Let $X$ be a topological space and A be a nonempty subset of X. Then
choose the correct statement:
$1.$ $A$ is dense in $X$, if $(X\setminus A)$ is nowhere dense in $X.$
$2.$ $(X\setminus A)$ is nowhere dense , if $A$ is dense in $X.$
$3$.$A$ is dense in $X$, if the interior of $(X\setminus A)$ is empty.
$4.$The interior of $(X \setminus A)$ is empty , if $A$ is dense in $X$.
My attempt : my answer is option $1 ,2 $ and $ 4.$
Option $1$ is True. Take $A = \mathbb{Q}.$
Option $2$ is true. Same logic in option $1.$
Option $3$ is false. Take $A =[0,1]$ , $A^0 =A \ \text{interior} =(0,1) \neq \phi.$
Option $4$ is true. Take $A= \mathbb{Q}.$
Is its correct or not ?
Any hints/solution will be appreciated.
thanks u
Best Answer
If $X\setminus A$ is nowhere dense, this means that $X\setminus (X \setminus A)) = A$ contains a dense and open subset, so indeed $A$ is dense. An example cannot answer this, you need an argument.
If $A$ is dense, then $X\setminus A$ need not be nowhere dense, as shown by the example $A = \mathbb{Q}$.

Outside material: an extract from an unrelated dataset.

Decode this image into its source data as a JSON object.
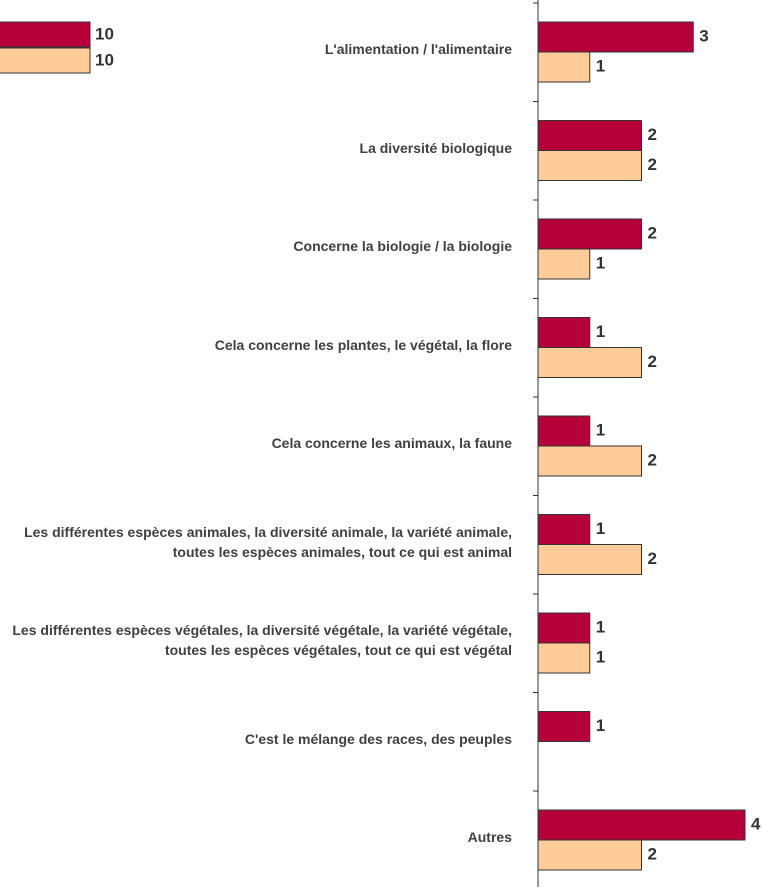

If the interior of $X\setminus A$ is empty, then $A$ is dense: $\overline{A} = X\setminus \operatorname{int}(X\setminus A))$.
If $A$ is dense in $X$, the interior of $X \setminus A$ is empty; this follows by the same formula, or note that otherwise a non-empty interior of $X\setminus A$ could not intersect the dense set $A$.